Keine Frage, die dranStudie 19plus hat unsere Erwartungen gesprengt und unsere Hypothesen widerlegt: Die Gemeinden werden von der jungen Generation viel positiver gesehen als vermutet. Das ist sehr erfreulich. Aber man darf sich auch nicht verführen lassen von den Zahlen, da die Interpretation natürlich von unterschiedlichen Blickwinkeln möglich ist. Deshalb möchte ich mal einen gemeindekritischen Blick wagen, nicht weil ich gegen Gemeinde bin (ganz und gar nicht), sondern um eine realistischen Blick auf das Ganze zu bekommen. Fangen wir mit einer zentralen Zahl an: 61,8% der jungen Erwachsenen sehen Gemeinde als ihre geistliche Heimat an. Das ist überraschend hoch, aber heißt im Umkehrschluss auch, dass 38,2% der jungen Erwachsenen ihre Gemeinde nicht als ihre geistliche Heimat sehen, oder jeder 3. Junge Erwachsene. Von der Stichprobe habe wir sicherlich mit 92,4 % mehrheitlich jE die momentan in eine Gemeinde gehen, heißt 7,6% der Befragten haben keine Gemeinde (in ganzen Zahlen waren das: 193 jE, von diesen lohnt sich sicherlich auch eine extra Auswertung). Diejenigen die in eine Gemeinde gehen, sehen diese aber durchaus kritisch. So sagt nur jeder zweite JE sagt, dass sie/er durch die Gemeinde Kraft für den Alltag bekommt (57,8% oder bei persönlichen Problemen Unterstützung von der Gemeinde erhält (51,1%). Dies sind schon sehr nachdenkliche Zahlen, die zeigen, dass jE zwar sehr engagiert sind, eine hohe Identifikation mit der Gemeinde haben, aber für ihre geistlichen Ziele nicht die gewünschte Unterstützung bekommen. Wenn man bspw. darauf schaut, was sich jE unter geistlicher Heimat verstehen, so kommt man auf die Top 3: „ich finde es wichtig, dass Christen sich sozial engagieren.“ 86,6%; „ich finde es wichtig, Christsein mehr über Taten als über Worte zu leben.“ 80,9%; „ich denke regelmäßig darüber nach, wie ich als Christ authentisch leben 78,9%. Aber gerade diese Dinge spielen in der Gemeinde keine zentrale Rolle. JE wollen aber gerne über diese Themen reden, sie diskutieren (89,4%) und wenn man sie fragt, was sie sich am meisten von der Gemeinde wünschen, so antworten sie mit „Mentoring“.
Sehr interessant ist auch die Einschätzung der Haupt- und Ehrenamtlichen Leiterinnen und Leiter in Gemeinden. Sie schätzen die Situation sehr viel negativer ein. Nur 10,5% glauben, dass sich jE in ihren Gemeinden wohlfühlen. Überhaupt haben jE in Gemeinden ihren Leitern zufolge das Gefühl, dass ihre Mitarbeit zwar willkommen ist, aber auf die Frage, ob die Meinung der jE in ihrer Gemeinde ausreichend in wichtigen Entscheidungsprozessen berücksichtigt wird, antworten nur 10,5% mit Ja. Warum sehen die leitenden Personen die jE im Bezug auf die Gemeinde so negativ? Und warum sagt die Mehrheit der jE, bei aller Kritik, dass sie sich mit ihrer Gemeinde identifiziert. Hier ist eine riesige Diskrepanz an der es gilt weiterzudenken...

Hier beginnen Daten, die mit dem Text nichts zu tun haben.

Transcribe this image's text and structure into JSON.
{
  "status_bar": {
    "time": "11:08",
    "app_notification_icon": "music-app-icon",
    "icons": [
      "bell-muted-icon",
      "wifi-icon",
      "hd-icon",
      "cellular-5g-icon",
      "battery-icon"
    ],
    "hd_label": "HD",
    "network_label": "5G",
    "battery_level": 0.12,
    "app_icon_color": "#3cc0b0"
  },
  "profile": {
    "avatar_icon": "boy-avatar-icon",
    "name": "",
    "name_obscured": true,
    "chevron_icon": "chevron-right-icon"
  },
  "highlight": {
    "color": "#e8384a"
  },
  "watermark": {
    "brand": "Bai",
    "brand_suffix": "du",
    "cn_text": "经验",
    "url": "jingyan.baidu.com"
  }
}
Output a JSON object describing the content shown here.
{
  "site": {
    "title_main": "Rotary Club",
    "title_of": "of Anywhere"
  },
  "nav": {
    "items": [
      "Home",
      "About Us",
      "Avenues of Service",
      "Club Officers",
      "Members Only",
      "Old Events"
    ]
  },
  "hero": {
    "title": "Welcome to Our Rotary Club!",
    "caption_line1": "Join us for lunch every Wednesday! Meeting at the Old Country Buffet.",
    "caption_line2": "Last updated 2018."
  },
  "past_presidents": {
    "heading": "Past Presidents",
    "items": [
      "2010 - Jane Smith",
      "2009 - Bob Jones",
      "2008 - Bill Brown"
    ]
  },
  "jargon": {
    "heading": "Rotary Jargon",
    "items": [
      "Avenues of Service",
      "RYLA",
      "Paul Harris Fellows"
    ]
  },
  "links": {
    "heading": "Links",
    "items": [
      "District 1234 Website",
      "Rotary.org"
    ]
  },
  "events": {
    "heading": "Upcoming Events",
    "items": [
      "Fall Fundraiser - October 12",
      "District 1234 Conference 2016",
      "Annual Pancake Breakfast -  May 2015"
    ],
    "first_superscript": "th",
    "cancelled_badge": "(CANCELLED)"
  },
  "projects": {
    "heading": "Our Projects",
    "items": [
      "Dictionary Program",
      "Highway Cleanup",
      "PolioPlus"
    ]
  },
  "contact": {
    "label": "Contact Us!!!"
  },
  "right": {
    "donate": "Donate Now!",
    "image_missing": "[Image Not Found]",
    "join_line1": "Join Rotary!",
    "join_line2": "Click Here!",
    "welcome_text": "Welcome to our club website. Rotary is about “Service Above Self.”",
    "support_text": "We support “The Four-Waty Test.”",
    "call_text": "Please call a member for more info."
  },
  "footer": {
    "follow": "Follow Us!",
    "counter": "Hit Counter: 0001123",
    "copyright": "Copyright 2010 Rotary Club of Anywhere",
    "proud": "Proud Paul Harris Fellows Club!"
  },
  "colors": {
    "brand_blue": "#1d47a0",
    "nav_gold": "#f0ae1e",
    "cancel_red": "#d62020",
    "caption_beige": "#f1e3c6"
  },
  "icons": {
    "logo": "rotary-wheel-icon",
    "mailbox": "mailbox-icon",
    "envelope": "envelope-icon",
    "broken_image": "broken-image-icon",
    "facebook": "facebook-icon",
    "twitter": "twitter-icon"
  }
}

Die Ergebnisse der dranStudie gibt es in einem dranSpezial im Januar 2010

Kommentare:

Christoph hat gesagt…

Hast du schon was von der WillowCreek-Reveal Studie gehört. Wird DAS THEMA beim nächsten Kongress werden. Hab zu Hause die erste Auflage (2009) auf Deutsch liegen.
Da haben Sie eine riesen Umfrage in Willow durchgeführt. Die Ergebnisse lassen sich sicherlich interessant mit der Dran Studie vergleichen.

Übrigens, deutscher Titel der Studie: Prüfen - Aufrüttelnde Erkenntnisse der REVEAL-Studie über Gemeindeleben und geistliches Wachstum von Greg L. Hawkins und Cally Parkinson, Stuttgart, 2009.

Thomas hat gesagt…

Finde ich toll, dass ihr euch systematisch und mit so großem Aufwand mit dem Thema beschäftigt! Ich denke das ist wichtig!

Also zu den Diskrepanzen, die du zwischen den Umfragen siehst:

Erstmal lauten die Fragen ja nicht gleich. Zwischen "wohlfühlen" und "geistliche Heimat" ist ja ein gewisser Unterschied und gerade unter dem Begriff "geistliche Heimat" kann man ja vieles verstehen. Möglicherweise empfindet man schon etwas wie ein Zugehörigkeitsgefühl, fühlt sich aber trotzdem unwohl.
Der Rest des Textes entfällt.